Mice injected with a low dose of an immunoglobulin type-I interferon (IFN) blocker alongside viral vaccines generated superior immune responses and disease resistance. Pablo Penaloza-MacMaster, PhD, assistant professor of Microbiology-Immunology and senior author of the study, believes that’s because the IFN blocker increased vaccine replication during the first 96 hours after vaccination, which allowed the body to better study the virus and develop enhanced immune defenses.
Nicole Palacio, a fourth-year student in the Driskill Graduate Program in Life Sciences (DGP), was the lead author of the study.
Viral vaccines work by introducing weakened or inactivated pieces of a virus into the body. The immune system learns how to fight off the virus by studying its proteins, and then producing T-cells and antibodies that remember these proteins upon infection with the real virus.
According to the authors, the IFN pathway evolved in animals to rapidly eliminate viral infections within minutes or hours. While this helps organisms respond to infection, the authors hypothesized that IFN may reduce the effectiveness of viral vaccines, as the immune system has less time to learn about the virus.
“Six decades of research have shown that IFN is essential for clearing infections and to generate protective immunity following vaccination,” Penaloza said. “Researchers have tested the ‘all-or-none’ effects of IFN, and it is known that people with genetic defects in IFN exhibit immune dysfunctions. However, the effects of a short-term absence of IFN are not well-studied.”
The investigators tested the short-term IFN blockade in mouse vaccination models, intramuscularly administering vaccines alongside a small amount of IFN blocker. The IFN blocker was calculated to block IFN for only 96 hours.
Whether it was for clinically approved vaccines, or experimental HIV or coronavirus vaccines — not SARS CoV-2, but a close cousin called MHV— the IFN blockade generated more potent immune responses following vaccination. In addition, IFN modulated vaccines generated cross-reactive immune responses that better recognized mutant viruses. This may be especially important for SARS CoV-2 and other RNA viruses that constantly mutate.

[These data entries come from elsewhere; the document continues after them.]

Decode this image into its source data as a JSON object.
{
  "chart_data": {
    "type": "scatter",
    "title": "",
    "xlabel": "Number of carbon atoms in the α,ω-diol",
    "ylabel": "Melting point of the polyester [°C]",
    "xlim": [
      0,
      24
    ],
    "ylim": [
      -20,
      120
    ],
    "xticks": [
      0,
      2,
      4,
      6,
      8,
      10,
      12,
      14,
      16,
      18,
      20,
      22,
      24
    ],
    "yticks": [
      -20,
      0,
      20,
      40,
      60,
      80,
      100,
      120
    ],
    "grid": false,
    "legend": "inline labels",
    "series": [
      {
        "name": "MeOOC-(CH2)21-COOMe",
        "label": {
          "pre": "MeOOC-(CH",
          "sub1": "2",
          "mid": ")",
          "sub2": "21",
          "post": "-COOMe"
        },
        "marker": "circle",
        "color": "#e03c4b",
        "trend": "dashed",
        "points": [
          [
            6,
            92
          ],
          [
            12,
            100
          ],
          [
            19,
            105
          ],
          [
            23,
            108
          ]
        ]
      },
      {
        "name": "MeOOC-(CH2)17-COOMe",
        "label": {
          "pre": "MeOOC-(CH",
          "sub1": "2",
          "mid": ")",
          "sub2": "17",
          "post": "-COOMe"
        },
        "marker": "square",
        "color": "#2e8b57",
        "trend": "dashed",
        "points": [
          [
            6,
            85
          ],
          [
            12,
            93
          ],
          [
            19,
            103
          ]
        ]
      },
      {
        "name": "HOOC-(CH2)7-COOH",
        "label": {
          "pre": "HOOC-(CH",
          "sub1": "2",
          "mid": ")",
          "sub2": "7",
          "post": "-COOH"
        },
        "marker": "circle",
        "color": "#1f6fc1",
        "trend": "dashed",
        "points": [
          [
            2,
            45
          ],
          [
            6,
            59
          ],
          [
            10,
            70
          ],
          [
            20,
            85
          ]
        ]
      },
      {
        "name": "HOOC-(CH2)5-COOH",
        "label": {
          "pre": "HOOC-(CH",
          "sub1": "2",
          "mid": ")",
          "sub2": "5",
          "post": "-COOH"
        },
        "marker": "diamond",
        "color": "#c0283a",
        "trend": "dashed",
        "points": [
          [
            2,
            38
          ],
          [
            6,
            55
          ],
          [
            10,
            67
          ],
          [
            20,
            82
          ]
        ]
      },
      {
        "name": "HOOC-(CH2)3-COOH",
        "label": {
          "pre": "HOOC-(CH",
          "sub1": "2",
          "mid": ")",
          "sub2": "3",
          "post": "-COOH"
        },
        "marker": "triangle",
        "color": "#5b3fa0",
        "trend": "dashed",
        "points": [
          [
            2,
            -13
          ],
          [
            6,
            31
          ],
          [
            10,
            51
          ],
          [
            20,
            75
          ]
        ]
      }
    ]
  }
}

Interestingly, once the transient IFN blockade was over, the mice seemed to compensate, producing more IFN than usual, according to Penaloza.
“Since the IFN blockade was very short in duration, mice appeared healthy and most vaccine replication stayed localized following intramuscular vaccination, but future studies are needed to evaluate safety more rigorously in large animal models,” Penaloza said.
“We think that these studies are potentially translatable, since IFN blockers have shown acceptable safety profiles in humans, but one needs to be extra careful when testing new vaccines in people. Most importantly, these findings highlight the tug of war between frontline immune responses and adaptive immune responses, providing a framework for rational vaccine design.”
IFN modulated vaccines may be potent against human coronaviruses such as SARS Cov-2, the virus that causes COVID-19, especially because there are concerns about the durability of immune responses to coronaviruses. Studies of recovered patients have suggested that antibodies may drastically decrease over time, which may indicate a fading protection from the virus. This has raised the question of immune durability for the first generation of SARS CoV-2 vaccines, and whether the vaccines that are being tested could protect long-term, according to Penaloza.
“Our data provides a proof-of-concept that short-term IFN blockade can increase not only the magnitude and cross-reactivity of antiviral responses, but also their durability,” Penaloza said. “Short-term IFN modulation could be useful in second generation SARS CoV-2 vaccines aimed at conferring potent, broad and durable protection against different coronavirus strains, but further testing in SARS CoV-2 animal models would be needed before this type of vaccines can be tested in humans.”
Penaloza is also a member of the Robert H. Lurie Comprehensive Cancer Center of Northwestern University.
This work was funded by Third Coast Center for AIDS Research grant P30 AI117943, National Institutes of Health grants 1R21AI132848-01A1 and DP2DA051912, and the National Science Foundation Graduate Research Fellowship Program grant DGE-1842165.